C# では、デリゲートやラムダ式を用いることで高階関数を自然に実装できる。例えば、LINQ の
Where や
Select といった拡張メソッドは、関数(デリゲート)を引数に取り、新たなシーケンスを返す典型的な高階関数である。
string[] items = { "apple", "banana", "cherry", "date" };
var result = items
.Where(s => s.Contains('a'))
.OrderBy(s => s.Length)
.Select(s => s.ToUpper());
foreach (var item in result) Console.WriteLine(item);
上記コードでは、各メソッドがラムダ式(つまり匿名関数)を受け取り、それを内部で適用している。これにより、データ変換のロジックを宣言的に記述できる。

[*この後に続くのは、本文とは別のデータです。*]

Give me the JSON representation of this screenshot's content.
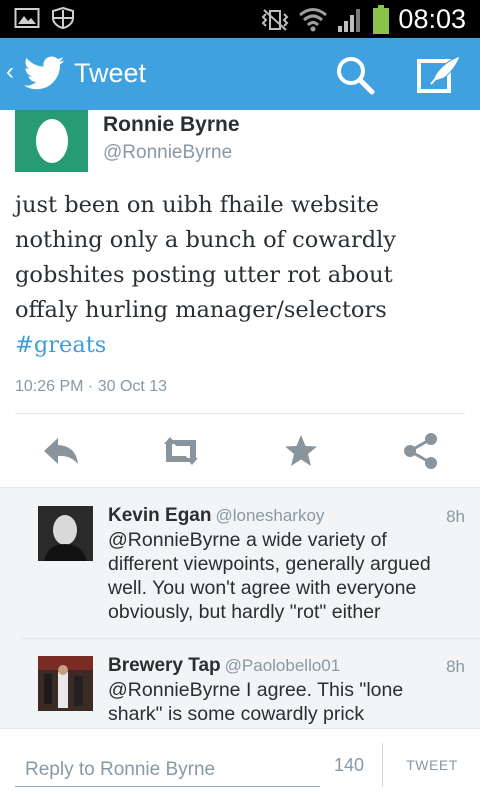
{
  "status_bar": {
    "time": "08:03",
    "icons": [
      "gallery-icon",
      "shield-icon",
      "no-vibrate-icon",
      "wifi-icon",
      "signal-icon",
      "battery-icon"
    ]
  },
  "action_bar": {
    "title": "Tweet",
    "icons": [
      "back-icon",
      "twitter-logo",
      "search-icon",
      "compose-icon"
    ],
    "color": "#3fa1e0"
  },
  "tweet": {
    "author_name": "Ronnie Byrne",
    "author_handle": "@RonnieByrne",
    "text_lines": [
      "just been on uibh fhaile website",
      "nothing only a bunch of cowardly",
      "gobshites posting utter rot about",
      "offaly hurling manager/selectors"
    ],
    "hashtag": "#greats",
    "timestamp": "10:26 PM · 30 Oct 13",
    "actions": [
      "reply-icon",
      "retweet-icon",
      "favorite-icon",
      "share-icon"
    ]
  },
  "replies": [
    {
      "name": "Kevin Egan",
      "handle": "@lonesharkoy",
      "age": "8h",
      "text_lines": [
        "@RonnieByrne a wide variety of",
        "different viewpoints, generally argued",
        "well. You won't agree with everyone",
        "obviously, but hardly \"rot\" either"
      ]
    },
    {
      "name": "Brewery Tap",
      "handle": "@Paolobello01",
      "age": "8h",
      "text_lines": [
        "@RonnieByrne I agree. This \"lone",
        "shark\" is some cowardly prick"
      ]
    }
  ],
  "composer": {
    "placeholder": "Reply to Ronnie Byrne",
    "char_count": "140",
    "button_label": "TWEET"
  }
}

さらに、関数を返す高階関数も自作可能である。例えば、微分を近似計算する関数を以下のように定義できる:
public delegate double UnaryFunction(double x);
public UnaryFunction Derivative(UnaryFunction f)
{
const double h = 1e-10;
return x => (f(x + h) - f(x)) / h;
}
この
Derivative メソッドは、ある関数
f を受け取り、その導関数(近似)を表す新しい関数を返す。これにより、任意の関数の傾きを動的に取得することが可能になる。
さらに一歩進めて、特定の点における接線の方程式を生成する高階関数も実装できる:
private UnaryFunction TangentLine(double slope, double x0, double y0)
{
double intercept = y0 - slope * x0;
return x => slope * x + intercept;
}
このように、関数を引数に取り、あるいは関数を返すことで、再利用性が高く、数学的直感に基づいたコードを構築できる。これらのテクニックを組み合わせることで、例えば任意の関数のグラフとその接線を描画するアプリケーションを実現することも可能である。